U.S. pork exports have been the savior for U.S. pork producers.

“One in five market hogs are leaving the country,” points out Nick Giordano, National Pork Producers Council’s trade counsel. For first quarter 2008, pork exports were up 41 percent over 2007’s levels.

“We have to be vigilant in keeping these markets open," Giordano says, “and continue to grow them.”

"Bottom line, pork exports now account for nearly $44 of value per hog marketed," says Bryan Black, NPPC president and Ohio pork producer.

He says that work must continue to improve pork's access to foreign markets with such efforts as free-trade agreements with South Korea, Colombia and Panama. “Every time we have an FTA, our exports go up.

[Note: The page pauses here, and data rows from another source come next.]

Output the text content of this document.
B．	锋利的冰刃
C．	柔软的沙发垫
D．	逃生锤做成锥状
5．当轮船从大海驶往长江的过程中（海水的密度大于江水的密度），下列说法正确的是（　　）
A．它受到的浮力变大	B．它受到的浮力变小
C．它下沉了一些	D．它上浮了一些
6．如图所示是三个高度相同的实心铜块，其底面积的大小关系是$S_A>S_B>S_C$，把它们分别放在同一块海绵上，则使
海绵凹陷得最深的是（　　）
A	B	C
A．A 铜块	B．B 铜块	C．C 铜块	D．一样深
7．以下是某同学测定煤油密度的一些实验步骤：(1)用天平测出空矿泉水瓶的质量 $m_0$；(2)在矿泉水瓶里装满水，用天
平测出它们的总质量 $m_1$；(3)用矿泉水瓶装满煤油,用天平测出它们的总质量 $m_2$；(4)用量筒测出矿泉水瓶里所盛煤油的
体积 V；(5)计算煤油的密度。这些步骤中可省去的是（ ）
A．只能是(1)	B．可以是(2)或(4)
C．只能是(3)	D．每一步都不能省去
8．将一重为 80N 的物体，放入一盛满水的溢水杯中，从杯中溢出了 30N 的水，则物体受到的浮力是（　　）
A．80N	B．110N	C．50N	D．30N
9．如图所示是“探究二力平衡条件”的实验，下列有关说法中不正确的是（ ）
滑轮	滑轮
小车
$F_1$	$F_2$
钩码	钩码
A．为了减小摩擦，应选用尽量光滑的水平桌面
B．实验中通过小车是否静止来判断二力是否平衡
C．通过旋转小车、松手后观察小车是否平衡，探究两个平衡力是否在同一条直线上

Pork is something of a poster child on trade advancements and growth,” Giordano says. "South Korea could be our biggest trade deal yet." It alone could add another $10 to every hog marketed.

He admits that it was optimistic to get that deal secured by year's end. "There will be some tough sledding on that vote," he adds.

A short-term factor that must get some of the credit for the export gains is the weak U.S. dollar, Giordano says.

A limiting factor, however, is the shortage of shipping containers. "NPPC is working to get more of those containers returned," says Black. Giordano points out that an IowaStateUniversity estimate suggests that limited shipping containers are suppressing exports by 20 percent to 30 percent.

Long-term, the United States is setting up to be the No. 1 pork supplier. Black points to herd reductions elsewhere in the world -- Canada, Spain, Denmark. 

As Giordano points out, according to Iowa State economists, "the United States' cost of production is lower than most other countries. So, we are setting up to be the world's safe, low-cost pork supplier."

Looking ahead, "I think our exports will continue to be very brisk," he concludes.